Social venture fund Lok Capital and one of its limited partners have recently invested approximately $5 million in IFMR Rural Channels, an organisation that invests in companies that can have an impact on financial services access. The investment will enable IFMR Rural Channels to build Kshetriya Gramin Financial Services (KGFS), which offers savings, remittance, insurance, and small loans and investments in remote rural locations. The Economic Times article points out that this indicates an increase in social venture capital in the sector after a limited number of deals in 2011.
BANGALORE: Mumbai-based Lok Capital and one of its limited partners have together invested $5 million ( 26 crore) in IFMR Rural Channels for an undisclosed stake, underscoring the return of impact investing by venture capital firms after a lean 2011.
Lok Capital’s series A investment in IFMR Rural Channels, which will be paid out in a single tranche, will be used for building Kshetriya Gramin Financial Services which offers financial services in remote rural locations.
The KGFS portfolio includes savings, remittance, insurance, small-ticket loans and investments using a wealth management approach for low-income consumers. At present there are about five KGFS centres serving 10 districts across Tamil Nadu, Orissa and Uttarakhand.
The latest investment by Lok Capital is the third such from its second fund. Last year, in September it had invested $3 million in rural business process outsourcing firm Rural Shores, and also participated in urban microfinance venture, Ujjivan’s fifth round of equity financing.
The development also draws attention to the fund of funds investment strategy being increasingly utilised by risk capital in India, as they look to diversify their portfolio and significantly raise their assets under management. Earlier in the month, early-stage investment fund Kae Capital raised $25 million from a number of marquee venture capital firms which includes impact investment firm Omidyar Network.

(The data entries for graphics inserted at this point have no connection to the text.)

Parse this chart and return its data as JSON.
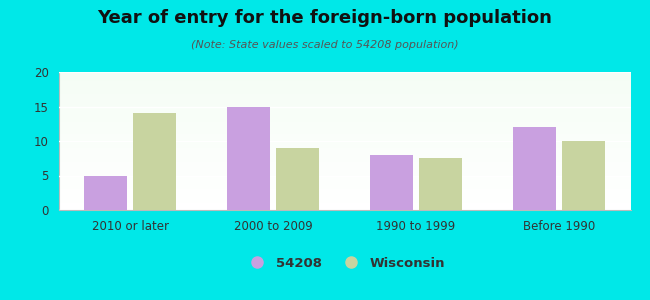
{
  "title": "Year of entry for the foreign-born population",
  "subtitle": "(Note: State values scaled to 54208 population)",
  "categories": [
    "2010 or later",
    "2000 to 2009",
    "1990 to 1999",
    "Before 1990"
  ],
  "values_54208": [
    5,
    15,
    8,
    12
  ],
  "values_wisconsin": [
    14,
    9,
    7.5,
    10
  ],
  "bar_color_54208": "#c9a0e0",
  "bar_color_wisconsin": "#c8d4a0",
  "background_outer": "#00e8e8",
  "ylim": [
    0,
    20
  ],
  "yticks": [
    0,
    5,
    10,
    15,
    20
  ],
  "legend_label_1": "54208",
  "legend_label_2": "Wisconsin",
  "bar_width": 0.3,
  "figsize": [
    6.5,
    3.0
  ],
  "dpi": 100,
  "title_fontsize": 13,
  "subtitle_fontsize": 8,
  "tick_fontsize": 8.5
}
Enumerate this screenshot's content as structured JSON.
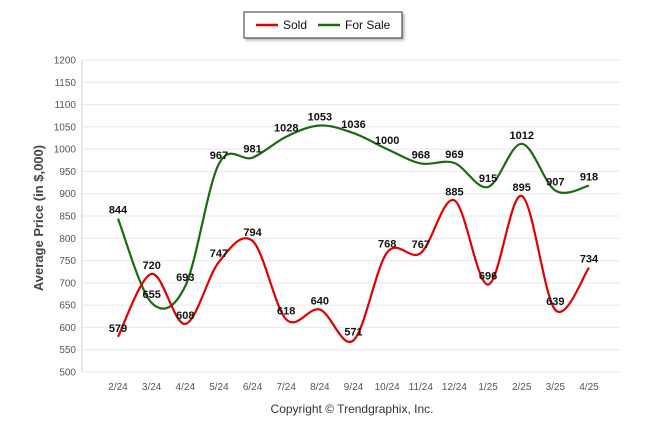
{
  "chart_data": {
    "type": "line",
    "categories": [
      "2/24",
      "3/24",
      "4/24",
      "5/24",
      "6/24",
      "7/24",
      "8/24",
      "9/24",
      "10/24",
      "11/24",
      "12/24",
      "1/25",
      "2/25",
      "3/25",
      "4/25"
    ],
    "series": [
      {
        "name": "Sold",
        "color": "#e00000",
        "values": [
          579,
          720,
          608,
          747,
          794,
          618,
          640,
          571,
          768,
          767,
          885,
          696,
          895,
          639,
          734
        ]
      },
      {
        "name": "For Sale",
        "color": "#1a6b10",
        "values": [
          844,
          655,
          693,
          967,
          981,
          1028,
          1053,
          1036,
          1000,
          968,
          969,
          915,
          1012,
          907,
          918
        ]
      }
    ],
    "ylabel": "Average Price (in $,000)",
    "ylim": [
      500,
      1200
    ],
    "yticks": [
      500,
      550,
      600,
      650,
      700,
      750,
      800,
      850,
      900,
      950,
      1000,
      1050,
      1100,
      1150,
      1200
    ],
    "grid": true,
    "legend": "top-center"
  },
  "footer": {
    "copyright": "Copyright © Trendgraphix, Inc."
  }
}
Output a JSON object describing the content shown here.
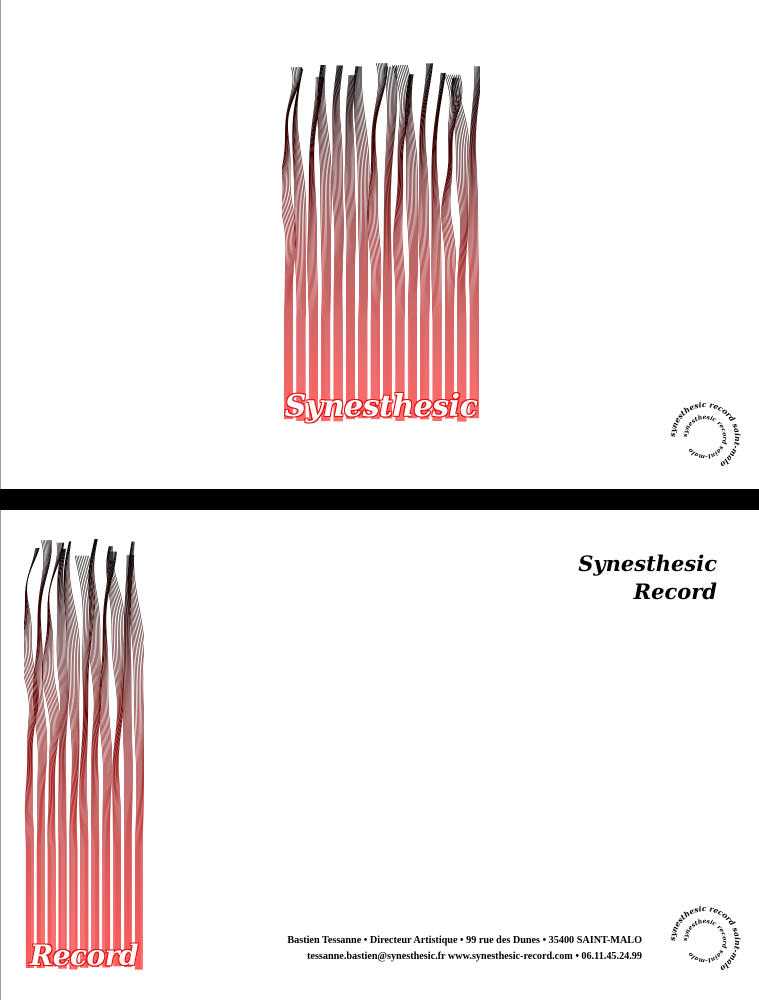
{
  "front": {
    "art_word": "Synesthesic",
    "stamp_text": "synesthesic record saint-malo"
  },
  "back": {
    "art_word": "Record",
    "brand_line1": "Synesthesic",
    "brand_line2": "Record",
    "contact_line1": "Bastien Tessanne • Directeur Artistique • 99 rue des Dunes • 35400 SAINT-MALO",
    "contact_line2": "tessanne.bastien@synesthesic.fr www.synesthesic-record.com • 06.11.45.24.99",
    "stamp_text": "synesthesic record saint-malo"
  },
  "colors": {
    "art_top": "#000000",
    "art_bottom": "#ff0000",
    "divider": "#000000"
  }
}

Venture capital firms are making a cautious return to investing in the country’s social enterprises, after the turmoil in the microfinance sector and concerns over corporate governance saw them adopt a rather hands-off approach. This was in spite of 2011 being perceived as a blockbuster year for venture capital investing, with investors closing over 200 venture deals estimated at $1.09 billion, compared to $699 million invested across 132 deals in early-stage companies in 2010.
The expectations from 2012 are quite promising, with the common consensus being that fund corpus and deal sizes are, both, expected to grow in the current year. The education sector has been one of the early gainers with Omidyar Network investing an undisclosed amount in education resources company EnglishHelper on March 22. The philanthropic investment firm, which was set up by e-Bay founder Pierre Omidyar and his spouse, also announced a three-year $950,000 grant to Bangalore-based public charitable trust, Akshara Foundation.
Other recent deals include Sequoia Capital investing $7.5 million in Bangalore-based Edusys Services, and Mumbai Angels investing 5 crore in eDreams Software Innovation. The microfinance sector, too, has seen investment play by the risk capital industry, with Ujjivan raising $25 million earlier in January. SKS Microfinance, the only listed microfinance company in India, also completed two rated pool assignment transactions worth 221 crore and two assignment transactions worth 100 crore from two PSU and an equal number of private banks totaling 321 crore.